I had a bunch of Pascal source code written in an archaic dialect (Mac Pascal?, MPW Pascal? Think Pascal?) with obsolete extensions and run time libraries (StringOf, PLStringOfSet, etc.), no Apple supplied compiler, and I have to generate a universal binary. So I googled around and found GNU Pascal for Mac OS X, which promised XCode integration and universal binary generation. So, I downloaded the binaries and got to work. I decided I would just use the command line for compilation, as there were complications with XCode integration, so I started by issuing the following command:
glenn% gpc -c --automake -funit-path=/Developer/Pascal/GPCPInterfaces/ MySource.p
Which of course spat out hundreds of warnings and errors, and I was forced to walk though each of the dozens of Pascal source files included by the automake directive and get rid of the errors and some of the more scary warnings, replaced the function StringOf with the procedure WriteStr, change almost all the file handing routines, etc.
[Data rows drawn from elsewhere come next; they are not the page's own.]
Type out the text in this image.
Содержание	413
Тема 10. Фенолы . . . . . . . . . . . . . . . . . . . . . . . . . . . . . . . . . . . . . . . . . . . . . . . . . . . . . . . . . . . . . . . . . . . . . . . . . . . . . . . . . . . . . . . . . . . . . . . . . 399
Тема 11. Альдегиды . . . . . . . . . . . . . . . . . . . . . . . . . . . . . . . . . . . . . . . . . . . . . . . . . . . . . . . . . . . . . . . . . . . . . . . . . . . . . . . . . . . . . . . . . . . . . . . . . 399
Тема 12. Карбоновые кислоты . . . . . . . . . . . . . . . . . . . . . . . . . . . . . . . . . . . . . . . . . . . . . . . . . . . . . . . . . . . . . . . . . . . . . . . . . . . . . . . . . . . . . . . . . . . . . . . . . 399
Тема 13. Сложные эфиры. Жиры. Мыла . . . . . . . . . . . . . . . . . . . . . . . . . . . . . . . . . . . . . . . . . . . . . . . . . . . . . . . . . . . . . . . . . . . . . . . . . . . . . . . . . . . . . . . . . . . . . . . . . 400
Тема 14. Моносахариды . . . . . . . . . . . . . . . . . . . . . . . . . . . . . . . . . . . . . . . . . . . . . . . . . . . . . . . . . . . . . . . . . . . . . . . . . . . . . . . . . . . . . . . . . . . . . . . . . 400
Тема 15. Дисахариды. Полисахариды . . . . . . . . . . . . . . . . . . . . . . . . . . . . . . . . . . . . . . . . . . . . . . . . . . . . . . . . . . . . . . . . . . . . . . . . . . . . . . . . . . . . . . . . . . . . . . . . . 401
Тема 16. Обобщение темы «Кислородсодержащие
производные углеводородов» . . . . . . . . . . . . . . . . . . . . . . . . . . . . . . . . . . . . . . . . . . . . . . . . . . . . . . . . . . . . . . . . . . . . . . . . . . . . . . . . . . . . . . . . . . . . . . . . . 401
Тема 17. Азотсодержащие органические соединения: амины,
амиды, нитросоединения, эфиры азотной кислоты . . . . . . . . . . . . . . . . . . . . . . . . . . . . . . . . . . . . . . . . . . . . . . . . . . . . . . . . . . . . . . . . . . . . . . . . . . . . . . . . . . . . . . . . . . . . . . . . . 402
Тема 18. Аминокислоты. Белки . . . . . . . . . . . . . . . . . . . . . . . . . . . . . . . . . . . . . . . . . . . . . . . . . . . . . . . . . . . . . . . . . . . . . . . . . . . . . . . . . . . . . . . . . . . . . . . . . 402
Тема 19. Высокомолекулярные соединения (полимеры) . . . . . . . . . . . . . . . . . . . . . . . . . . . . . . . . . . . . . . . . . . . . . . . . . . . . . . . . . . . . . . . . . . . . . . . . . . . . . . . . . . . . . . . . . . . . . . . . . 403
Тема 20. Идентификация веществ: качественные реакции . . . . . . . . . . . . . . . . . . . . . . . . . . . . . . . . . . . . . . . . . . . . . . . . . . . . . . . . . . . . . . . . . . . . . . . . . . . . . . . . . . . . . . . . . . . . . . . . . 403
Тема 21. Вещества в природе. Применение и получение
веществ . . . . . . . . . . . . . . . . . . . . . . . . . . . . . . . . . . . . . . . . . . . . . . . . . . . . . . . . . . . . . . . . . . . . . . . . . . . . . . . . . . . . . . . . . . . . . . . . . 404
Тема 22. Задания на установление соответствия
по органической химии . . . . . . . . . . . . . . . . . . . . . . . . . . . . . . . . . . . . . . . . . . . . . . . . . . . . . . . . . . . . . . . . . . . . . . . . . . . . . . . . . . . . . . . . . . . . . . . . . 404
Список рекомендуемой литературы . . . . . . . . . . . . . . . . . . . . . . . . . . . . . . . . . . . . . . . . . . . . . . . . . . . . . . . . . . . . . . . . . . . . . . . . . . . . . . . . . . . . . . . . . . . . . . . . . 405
The old code had relied on being passed old fashioned Mac paths with colon separation, GNU Pascal likes / separators. The old code assumed integers were 16 bit, GNU Pascal assumes they are 32 bit. The old code would blithely add an integer to a set, GNU Pascal would like to be assured you don't really want a set 4GBits in size. And since I was making a universal binary, I made sure to make use of the big endian specific file routines to make sure I didn't mangle my input files. It was a lot of work, but eventually it compiled. Yeah.
Then it was time to package a universal binary.
glenn% rm *.o
glenn% rm *.a
glenn% rm *.gpi
glenn% gpc-i386 -c --automake -funit-path=/Developer/Pascal/GPCPInterfaces/ MySource.p
glenn% libtool -static *.o -o MyLib386.a
glenn% rm *.o
glenn% rm *.gpi
glenn% gpc -c --automake -funit-path=/Developer/Pascal/GPCPInterfaces/ MySource.p
glenn% libtool -static *.o -o MyLibPPC.a
glenn% lipo *.a -create -output MyLib.a
I included MyLib.a into my application, and of course it couldn't link because I needed a universal version of the Pascal runtime libraries:
glenn% lipo /Developer/Pascal/gpc345u2/lib/gcc/i386-apple-darwin8/3.4.5/libgpc.a /Developer/Pascal/gpc345u2/lib/gcc/powerpc-apple-darwin8/3.4.5/libgpc.a -create -output libgpcUniversal.a
Now everything linked into the C++ application but calls into the library quickly crashed. Subscribed to the GNU mailing list, had GNU Pascal guru Adriaan van Os gently tell me to read the README. Oops had to initialize the Pascal runtime:
extern "C" void _p_initialize (int argc, char **argv, char **envp, int options);
extern "C" void _p_finalize ();
int main (int argc, char **argv, char **envp)
{
_p_initialize (argc, argv, envp, 0);
....
_p_finalize ();
}
It still crashed. I needed to debug in situ. Therefore I added the -g flag to my compilation above:
glenn% gpc -c -g --automake -funit-path=/Developer/Pascal/GPCPInterfaces/ MySource.p
I could now step into my source code. The Assign runtime method was crashing. I had to make the runtime debuggable, which meant compiling gpc from scratch. This is amazingly easy, just a matter of downloading the source package, putting it in a directory whose path has no spaces and commanding:
glenn% sudo ./build-on-powerpc-10-4.command
And repeat my packaging of gpc:
glenn% lipo /Developer/Pascal/gpc345u2/lib/gcc/i386-apple-darwin8/3.4.5/libgpc.a /Developer/Pascal/gpc345u2/lib/gcc/powerpc-apple-darwin8/3.4.5/libgpc.a -create -output libgpcUniversal.a
Now I could step into the runtime, where I soon figured out I had neglected to allocate a pointer or some such silliness. So now I have a working library that needs a little debugging, but is no longer stopping my transition to XCode from CodeWarrior and no longer stopping me from testing on Intel hardware.